The previous description is provided to enable any person skilled in the art to practice the various aspects described herein. Various modifications to these aspects will be readily apparent to those skilled in the art, and the generic principles defined herein may be applied to other aspects. Thus, the claims are not intended to be limited to the aspects shown herein, but is to be accorded the full scope consistent with the language of the claims, wherein reference to an element in the singular is not intended to mean “one and only one” unless specifically so stated, but rather “one or more.” Unless specifically stated otherwise, the term “some” refers to one or more. A phrase referring to “at least one of” a list of items refers to any combination of those items, including single members.

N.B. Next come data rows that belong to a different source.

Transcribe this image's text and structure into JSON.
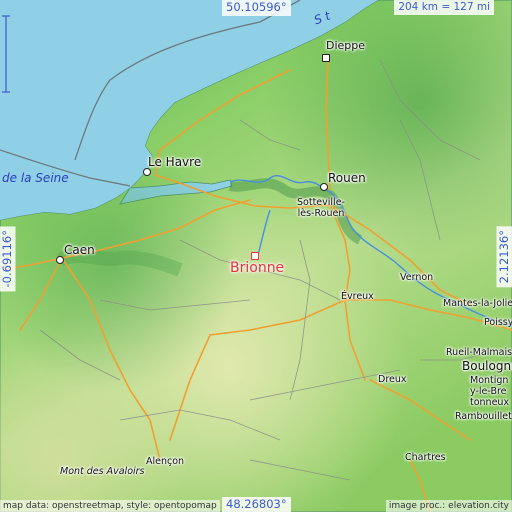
{
  "map": {
    "focus_place": "Brionne",
    "bounds": {
      "north": "50.10596°",
      "south": "48.26803°",
      "west": "-0.69116°",
      "east": "2.12136°"
    },
    "scale": "204 km = 127 mi",
    "water_labels": {
      "channel": "S t",
      "estuary": "de la Seine"
    },
    "places": [
      {
        "id": "dieppe",
        "name": "Dieppe"
      },
      {
        "id": "lehavre",
        "name": "Le Havre"
      },
      {
        "id": "rouen",
        "name": "Rouen"
      },
      {
        "id": "sotteville",
        "name": "Sotteville-lès-Rouen"
      },
      {
        "id": "caen",
        "name": "Caen"
      },
      {
        "id": "brionne",
        "name": "Brionne"
      },
      {
        "id": "vernon",
        "name": "Vernon"
      },
      {
        "id": "evreux",
        "name": "Évreux"
      },
      {
        "id": "mantes",
        "name": "Mantes-la-Jolie"
      },
      {
        "id": "poissy",
        "name": "Poissy"
      },
      {
        "id": "rueil",
        "name": "Rueil-Malmaison"
      },
      {
        "id": "boulogne",
        "name": "Boulogne"
      },
      {
        "id": "montigny",
        "name": "Montigny-le-Bretonneux"
      },
      {
        "id": "dreux",
        "name": "Dreux"
      },
      {
        "id": "rambouillet",
        "name": "Rambouillet"
      },
      {
        "id": "chartres",
        "name": "Chartres"
      },
      {
        "id": "alencon",
        "name": "Alençon"
      },
      {
        "id": "montavaloirs",
        "name": "Mont des Avaloirs"
      }
    ],
    "credits": {
      "left": "map data: openstreetmap, style: opentopomap",
      "right": "image proc.: elevation.city"
    },
    "colors": {
      "sea": "#8fd0e6",
      "land_low": "#7cc860",
      "land_mid": "#a6d67e",
      "land_high": "#d8e4a4",
      "roads": "#f0a030",
      "focus": "#e8323c",
      "coord_text": "#3a5bd0"
    }
  }
}
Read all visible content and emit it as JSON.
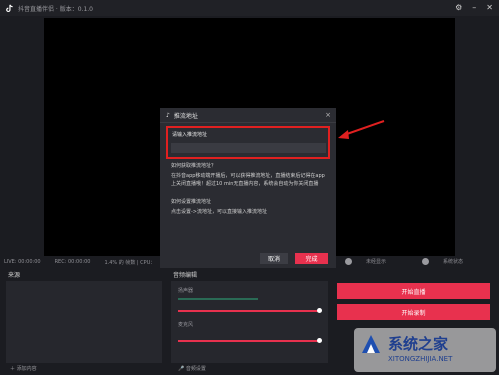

As an example, “at least one of: a, b, or c” is intended to cover: at least one a; at least one b; at least one c; at least one a and at least one b; at least one a and at least one c; at least one b and at least one c; and at least one a, at least one b and at least one c. All structural and functional equivalents to the elements of the various aspects described throughout this disclosure that are known or later come to be known to those of ordinary skill in the art are expressly incorporated herein by reference and are intended to be encompassed by the claims. Moreover, nothing disclosed herein is intended to be dedicated to the public regardless of whether such disclosure is explicitly recited in the claims. No claim element is to be construed under the provisions of 35 U.S.C. §112, sixth paragraph, unless the element is expressly recited using the phrase “means for” or, in the case of a method claim, the element is recited using the phrase “step for.”